My pal on the internet scene, Montana Rose, posted a picture yesterday that she said she made by accident. I was going to comment on her site that all of my pictures are made by accident. I might be exaggerating. Still, I do make a lot of pictures on the way to some place else.

This time, I saw some shadows dancing on a wall . I turned around to see what was causing that. I saw this scene. I couldn’t frame. I couldn’t compose. Sheesh, I pretty much couldn’t see. I just turned around and pushed the button a couple of times.  I knew I made some kind of picture. I didn’t know what.

It wasn’t until I arrived in a darker place that I tool a look at the LCD, “Whew,” I thought. “Ain’t that something?”

Photographer’s luck.


Black and white study.

As a young man I studied all of the classic black and white masters. Weston. I read his diaries. Adams. I learned his exposure system. Strand. I studied his composition. The list goes on.

That’s what we did back then. No. We didn’t copy them. Instead, we looked at their works in books. We went to museums. If we were lucky, one of their shows appeared at a local gallery. So, we went.

Today, it’s a little different. You can find everything you want online. That’s good. And, bad. It’s a great reference point, but you can’t see the texture of the print. You can’t see the depth of shades of gray from pure white to the deepest black.
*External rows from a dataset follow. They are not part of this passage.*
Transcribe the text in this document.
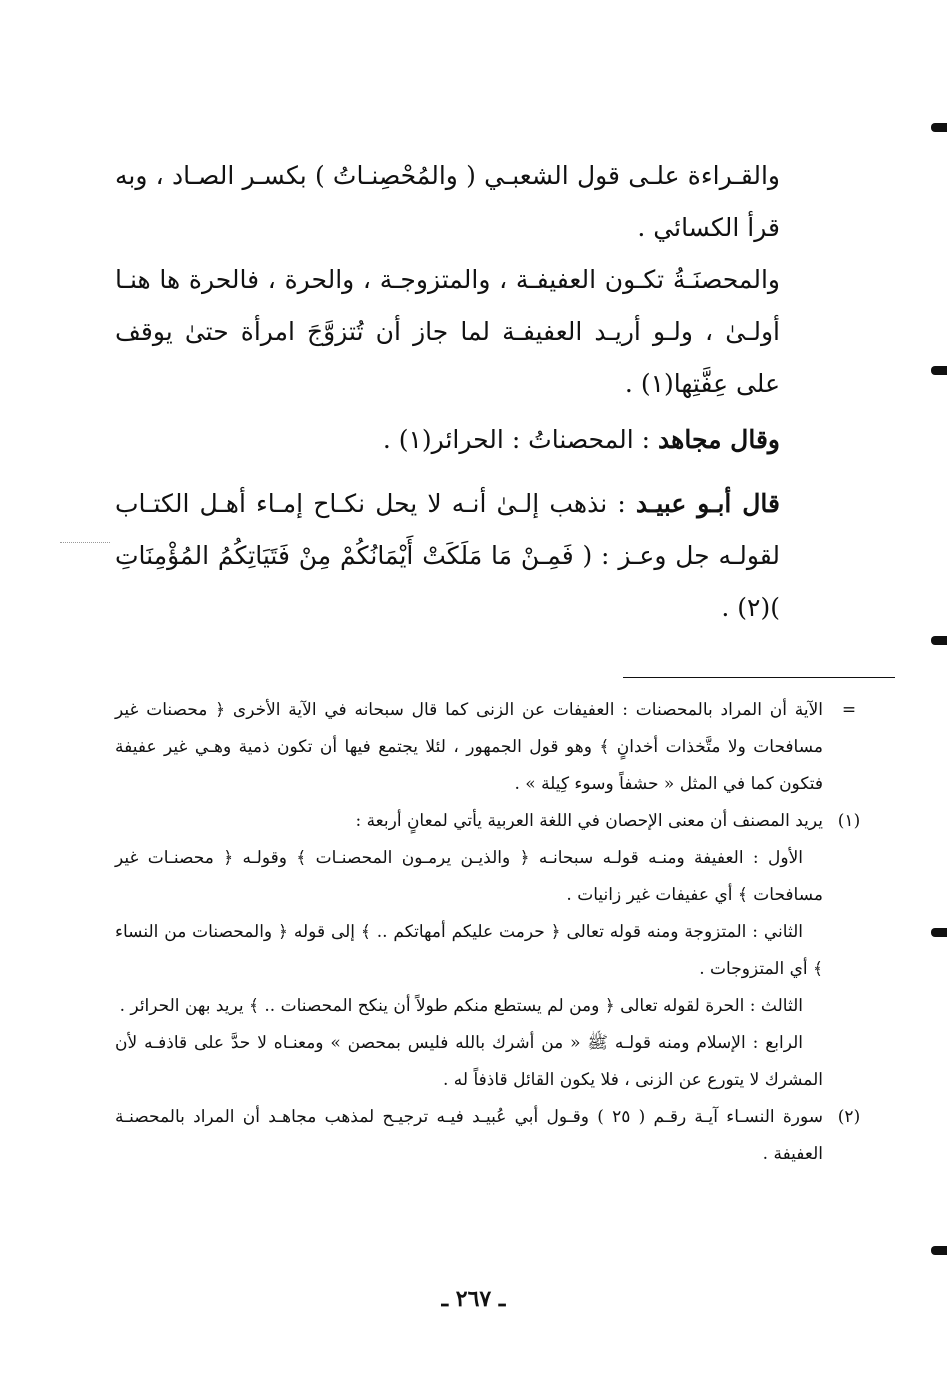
والقـراءة علـى قول الشعبـي ( والمُحْصِنـاتُ ) بكسـر الصـاد ، وبه قرأ الكسائي .

والمحصنَـةُ تكـون العفيفـة ، والمتزوجـة ، والحرة ، فالحرة ها هنـا أولـىٰ ، ولـو أريـد العفيفـة لما جاز أن تُتزوَّجَ امرأة حتىٰ يوقف على عِفَّتِها(١) .

وقال مجاهد : المحصناتُ : الحرائر(١) .

قال أبـو عبيـد : نذهب إلـىٰ أنـه لا يحل نكـاح إمـاء أهـل الكتـاب لقولـه جل وعـز : ( فَمِـنْ مَا مَلَكَتْ أَيْمَانُكُمْ مِنْ فَتَيَاتِكُمُ المُؤْمِنَاتِ )(٢) .

=

الآية أن المراد بالمحصنات : العفيفات عن الزنى كما قال سبحانه في الآية الأخرى ﴿ محصنات غير مسافحات ولا متَّخذات أخدانٍ ﴾ وهو قول الجمهور ، لئلا يجتمع فيها أن تكون ذمية وهـي غير عفيفة فتكون كما في المثل « حشفاً وسوء كِيلة » .

(١)

يريد المصنف أن معنى الإحصان في اللغة العربية يأتي لمعانٍ أربعة :

الأول : العفيفة ومنـه قولـه سبحانـه ﴿ والذيـن يرمـون المحصنـات ﴾ وقولـه ﴿ محصنـات غير مسافحات ﴾ أي عفيفات غير زانيات .

الثاني : المتزوجة ومنه قوله تعالى ﴿ حرمت عليكم أمهاتكم .. ﴾ إلى قوله ﴿ والمحصنات من النساء ﴾ أي المتزوجات .

الثالث : الحرة لقوله تعالى ﴿ ومن لم يستطع منكم طولاً أن ينكح المحصنات .. ﴾ يريد بهن الحرائر .

الرابع : الإسلام ومنه قولـه ﷺ « من أشرك بالله فليس بمحصن » ومعنـاه لا حدَّ على قاذفـه لأن المشرك لا يتورع عن الزنى ، فلا يكون القائل قاذفاً له .

(٢)

سورة النسـاء آيـة رقـم ( ٢٥ ) وقـول أبي عُبيـد فيـه ترجيـح لمذهب مجاهـد أن المراد بالمحصنـة العفيفة .

ـ ٢٦٧ ـ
For so many new photographers seeing the work online is good enough. Worse, they are told by a lot of online photo gurus to “fake it until you make it.” That would be fine, but what they are really saying is “find a picture that you like and copy it.”

That runs across the grain of everything I was ever taught. I was taught to learn from masters, apply it to your work, but make it YOUR WORK. I’m pretty sure that copying an exact work runs counter to copyright law as well. But, that would mean the image was fairly complex with clearly defined characteristics. Most of what new photographers are trying to copy is fairly simple. Work that anybody could do.

The picture. I saw the rock laying in between the roots of a Texas Live Oak. I never arrange subject matter. I’m fairly sure the rock didn’t just happen that way in nature. Somebody, likely a child, put it there.  No matter. That’s how I saw it.

I also saw it in black and white. It’s been a long time since that’s happened. I work in color. I see that way. Not this time.

I’ve long said that Storyteller is an experimental place. With its new redesign, two of the four days work has been in black and white. Hmmmmmm.